Allopatrische soortvorming

Onder allopatrische soortvorming wordt verstaan dat er uit een soort twee nieuwe soorten kunnen ontstaan als de oorspronkelijke soort door een barrière in twee groepen wordt gesplitst. Allo betekent "ander" en patrisch/patria "(vader)land". Het afsplitsen van kleine populaties versnelt de soortvorming doordat in kleine populaties in totaal minder genen aanwezig zijn. Afwijkende genen of mutaties kunnen zich zo sneller door de populatie verspreiden.

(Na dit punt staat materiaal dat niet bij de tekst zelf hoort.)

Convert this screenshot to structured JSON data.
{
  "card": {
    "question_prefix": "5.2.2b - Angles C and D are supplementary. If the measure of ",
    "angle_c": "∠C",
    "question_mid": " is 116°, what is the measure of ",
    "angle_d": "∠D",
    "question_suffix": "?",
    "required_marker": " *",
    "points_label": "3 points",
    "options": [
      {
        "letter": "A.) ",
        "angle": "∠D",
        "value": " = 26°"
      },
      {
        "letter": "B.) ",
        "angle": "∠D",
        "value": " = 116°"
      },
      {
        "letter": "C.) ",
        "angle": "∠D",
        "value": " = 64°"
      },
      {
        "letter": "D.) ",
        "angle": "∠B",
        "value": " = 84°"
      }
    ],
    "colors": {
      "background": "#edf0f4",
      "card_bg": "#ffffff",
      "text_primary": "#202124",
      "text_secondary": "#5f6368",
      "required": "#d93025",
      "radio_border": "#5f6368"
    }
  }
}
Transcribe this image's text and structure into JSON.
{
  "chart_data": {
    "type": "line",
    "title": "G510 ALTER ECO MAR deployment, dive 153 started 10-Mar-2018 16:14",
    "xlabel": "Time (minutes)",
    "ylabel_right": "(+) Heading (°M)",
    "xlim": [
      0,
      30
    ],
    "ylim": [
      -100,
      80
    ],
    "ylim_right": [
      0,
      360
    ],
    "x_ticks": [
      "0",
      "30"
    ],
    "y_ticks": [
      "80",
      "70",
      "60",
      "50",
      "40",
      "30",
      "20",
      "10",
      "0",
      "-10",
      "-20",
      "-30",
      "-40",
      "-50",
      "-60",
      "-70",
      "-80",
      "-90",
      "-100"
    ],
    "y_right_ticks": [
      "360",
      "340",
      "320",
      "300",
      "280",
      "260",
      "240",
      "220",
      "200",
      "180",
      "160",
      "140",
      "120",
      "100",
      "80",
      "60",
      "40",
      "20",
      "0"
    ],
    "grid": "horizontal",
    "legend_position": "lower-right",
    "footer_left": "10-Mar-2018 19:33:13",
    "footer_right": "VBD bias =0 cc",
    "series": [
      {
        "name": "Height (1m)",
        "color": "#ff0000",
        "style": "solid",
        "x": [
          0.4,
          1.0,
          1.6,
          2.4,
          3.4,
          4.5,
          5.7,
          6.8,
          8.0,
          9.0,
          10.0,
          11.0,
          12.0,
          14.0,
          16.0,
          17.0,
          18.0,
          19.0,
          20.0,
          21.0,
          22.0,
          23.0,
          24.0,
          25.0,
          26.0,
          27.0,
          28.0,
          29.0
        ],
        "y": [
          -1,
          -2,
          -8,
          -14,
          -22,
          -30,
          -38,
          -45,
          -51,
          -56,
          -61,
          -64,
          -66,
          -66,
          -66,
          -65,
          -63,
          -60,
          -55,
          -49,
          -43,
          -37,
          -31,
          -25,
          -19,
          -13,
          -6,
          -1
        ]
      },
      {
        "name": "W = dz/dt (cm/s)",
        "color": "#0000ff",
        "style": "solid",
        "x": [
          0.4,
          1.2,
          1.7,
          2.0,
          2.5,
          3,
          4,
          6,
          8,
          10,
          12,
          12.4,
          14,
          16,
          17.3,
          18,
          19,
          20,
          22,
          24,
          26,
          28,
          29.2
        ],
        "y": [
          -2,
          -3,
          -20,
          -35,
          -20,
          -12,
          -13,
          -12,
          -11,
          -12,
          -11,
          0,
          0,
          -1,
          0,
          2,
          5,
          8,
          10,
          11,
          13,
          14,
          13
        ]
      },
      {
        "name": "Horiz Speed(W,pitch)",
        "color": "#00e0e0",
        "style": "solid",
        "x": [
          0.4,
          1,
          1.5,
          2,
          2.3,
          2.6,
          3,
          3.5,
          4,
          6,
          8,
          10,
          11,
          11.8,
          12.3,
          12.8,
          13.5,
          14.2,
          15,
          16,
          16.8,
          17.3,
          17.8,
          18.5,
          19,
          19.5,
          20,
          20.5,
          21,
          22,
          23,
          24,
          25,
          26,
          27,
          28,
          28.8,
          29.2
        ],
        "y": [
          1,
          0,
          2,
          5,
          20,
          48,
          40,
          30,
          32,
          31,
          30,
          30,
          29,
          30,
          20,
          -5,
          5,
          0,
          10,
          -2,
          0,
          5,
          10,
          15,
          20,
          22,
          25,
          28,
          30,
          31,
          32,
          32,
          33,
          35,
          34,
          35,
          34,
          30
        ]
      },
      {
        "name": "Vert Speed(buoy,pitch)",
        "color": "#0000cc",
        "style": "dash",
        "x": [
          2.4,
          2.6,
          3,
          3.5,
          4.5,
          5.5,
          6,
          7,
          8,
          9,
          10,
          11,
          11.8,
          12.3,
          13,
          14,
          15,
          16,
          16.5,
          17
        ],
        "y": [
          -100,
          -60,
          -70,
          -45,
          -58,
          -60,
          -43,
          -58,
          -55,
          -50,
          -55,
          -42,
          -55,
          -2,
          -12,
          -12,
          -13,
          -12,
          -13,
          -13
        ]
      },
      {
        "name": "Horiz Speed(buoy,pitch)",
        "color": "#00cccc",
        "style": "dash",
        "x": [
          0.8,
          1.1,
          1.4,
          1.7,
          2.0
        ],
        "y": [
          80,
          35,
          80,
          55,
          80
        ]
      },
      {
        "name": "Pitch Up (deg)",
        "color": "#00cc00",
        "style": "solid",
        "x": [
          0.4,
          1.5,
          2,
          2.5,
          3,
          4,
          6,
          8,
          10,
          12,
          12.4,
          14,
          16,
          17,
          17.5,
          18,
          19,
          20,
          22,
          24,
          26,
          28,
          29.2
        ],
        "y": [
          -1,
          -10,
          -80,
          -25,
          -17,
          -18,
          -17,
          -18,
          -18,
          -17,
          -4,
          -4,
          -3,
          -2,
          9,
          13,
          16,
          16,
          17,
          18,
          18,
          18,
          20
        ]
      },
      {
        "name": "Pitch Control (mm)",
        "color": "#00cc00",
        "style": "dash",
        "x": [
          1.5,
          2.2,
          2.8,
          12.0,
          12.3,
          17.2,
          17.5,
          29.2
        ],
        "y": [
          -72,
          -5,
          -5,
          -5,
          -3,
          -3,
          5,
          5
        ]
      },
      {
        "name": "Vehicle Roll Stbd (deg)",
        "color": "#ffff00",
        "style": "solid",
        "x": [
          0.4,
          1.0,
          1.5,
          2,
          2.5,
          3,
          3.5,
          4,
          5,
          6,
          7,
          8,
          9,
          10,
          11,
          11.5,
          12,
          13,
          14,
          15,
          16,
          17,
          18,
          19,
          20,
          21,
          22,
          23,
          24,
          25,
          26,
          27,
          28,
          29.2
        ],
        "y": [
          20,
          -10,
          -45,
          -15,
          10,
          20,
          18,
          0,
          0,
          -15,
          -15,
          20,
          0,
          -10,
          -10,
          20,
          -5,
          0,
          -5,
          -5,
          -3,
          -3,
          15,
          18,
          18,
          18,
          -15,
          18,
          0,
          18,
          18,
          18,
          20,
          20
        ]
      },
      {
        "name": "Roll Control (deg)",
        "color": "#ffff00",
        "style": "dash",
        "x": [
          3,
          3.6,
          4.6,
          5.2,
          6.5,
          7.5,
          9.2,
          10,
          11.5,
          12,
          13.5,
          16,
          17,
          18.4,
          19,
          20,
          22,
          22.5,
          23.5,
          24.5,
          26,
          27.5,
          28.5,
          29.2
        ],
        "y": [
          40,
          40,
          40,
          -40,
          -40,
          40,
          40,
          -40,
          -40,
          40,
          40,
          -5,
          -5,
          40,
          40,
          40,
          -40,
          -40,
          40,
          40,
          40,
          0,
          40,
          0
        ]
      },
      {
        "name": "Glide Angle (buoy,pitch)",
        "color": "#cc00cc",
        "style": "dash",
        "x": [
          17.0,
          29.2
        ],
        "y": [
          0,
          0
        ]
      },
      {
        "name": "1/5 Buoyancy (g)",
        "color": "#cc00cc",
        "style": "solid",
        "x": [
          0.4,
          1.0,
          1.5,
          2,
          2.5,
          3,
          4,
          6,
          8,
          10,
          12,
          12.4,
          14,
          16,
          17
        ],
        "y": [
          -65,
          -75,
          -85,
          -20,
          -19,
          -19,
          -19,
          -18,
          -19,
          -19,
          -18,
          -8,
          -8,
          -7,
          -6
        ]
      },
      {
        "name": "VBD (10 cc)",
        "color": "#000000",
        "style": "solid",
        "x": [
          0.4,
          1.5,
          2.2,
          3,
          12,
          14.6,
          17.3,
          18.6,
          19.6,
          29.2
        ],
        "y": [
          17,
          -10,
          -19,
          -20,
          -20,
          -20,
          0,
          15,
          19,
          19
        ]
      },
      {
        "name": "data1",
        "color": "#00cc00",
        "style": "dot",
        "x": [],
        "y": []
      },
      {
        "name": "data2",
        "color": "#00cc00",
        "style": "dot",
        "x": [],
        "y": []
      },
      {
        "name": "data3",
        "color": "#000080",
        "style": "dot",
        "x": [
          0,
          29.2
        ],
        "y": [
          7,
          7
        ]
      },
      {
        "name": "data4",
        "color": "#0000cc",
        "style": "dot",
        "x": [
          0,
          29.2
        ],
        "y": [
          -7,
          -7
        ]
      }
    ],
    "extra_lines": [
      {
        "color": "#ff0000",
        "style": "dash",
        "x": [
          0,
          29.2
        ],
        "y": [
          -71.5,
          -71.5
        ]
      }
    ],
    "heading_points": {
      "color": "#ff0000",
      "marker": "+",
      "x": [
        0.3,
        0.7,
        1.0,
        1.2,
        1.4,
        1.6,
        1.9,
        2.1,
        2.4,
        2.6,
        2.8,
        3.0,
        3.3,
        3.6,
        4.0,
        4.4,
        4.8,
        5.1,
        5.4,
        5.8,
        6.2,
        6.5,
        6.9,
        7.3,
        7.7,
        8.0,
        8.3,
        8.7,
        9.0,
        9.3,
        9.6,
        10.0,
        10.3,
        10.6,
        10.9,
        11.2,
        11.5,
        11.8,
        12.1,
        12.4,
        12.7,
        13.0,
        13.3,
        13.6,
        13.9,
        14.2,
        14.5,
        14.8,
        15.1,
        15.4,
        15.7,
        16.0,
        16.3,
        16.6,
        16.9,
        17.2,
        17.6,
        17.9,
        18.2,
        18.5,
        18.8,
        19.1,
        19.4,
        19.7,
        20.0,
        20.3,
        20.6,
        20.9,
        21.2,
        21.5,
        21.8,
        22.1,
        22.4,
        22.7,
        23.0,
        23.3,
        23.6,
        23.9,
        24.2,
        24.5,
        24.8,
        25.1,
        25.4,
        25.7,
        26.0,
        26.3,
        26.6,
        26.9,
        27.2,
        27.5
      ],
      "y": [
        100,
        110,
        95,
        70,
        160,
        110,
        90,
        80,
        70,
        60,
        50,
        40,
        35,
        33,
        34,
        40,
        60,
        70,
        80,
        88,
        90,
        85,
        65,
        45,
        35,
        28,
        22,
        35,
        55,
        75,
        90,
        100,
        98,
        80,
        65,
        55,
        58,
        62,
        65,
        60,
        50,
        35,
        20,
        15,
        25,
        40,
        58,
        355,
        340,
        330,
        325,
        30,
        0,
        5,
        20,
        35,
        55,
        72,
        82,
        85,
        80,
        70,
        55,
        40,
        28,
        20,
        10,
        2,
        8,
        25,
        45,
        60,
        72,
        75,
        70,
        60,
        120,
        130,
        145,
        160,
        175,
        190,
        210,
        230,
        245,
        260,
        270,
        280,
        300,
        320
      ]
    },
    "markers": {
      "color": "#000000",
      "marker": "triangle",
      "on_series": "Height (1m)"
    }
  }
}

Het tegengestelde is sympatrische soortvorming.

2 voorbeelden van allopatrische soortvorming:
1. In een rivier in Zuid-Amerika leeft soort X. Door een overstroming zijn dieren van soort X in een andere rivier terechtgekomen. Bij het terugtrekken van het water zijn er 2 gescheiden populaties ontstaan. In de loop der tijd hebben beide populaties zich verder ontwikkeld tot een nieuwe soort
2. In een meer in Afrika leefde soort Y. Doordat enkele miljoenen jaren geleden het waterpeil een tijdlang enkele honderden meters lager lag, werd de populatie gescheiden in 2 groepen. Beide populaties ontwikkelden zich tot nieuwe soorten. Bij het later stijgen van de waterspiegel konden beide populaties elkaar in opnieuw verbonden wateren weer tegenkomen, maar nu als aparte soorten die geen onderlinge kruisingen meer opleverden.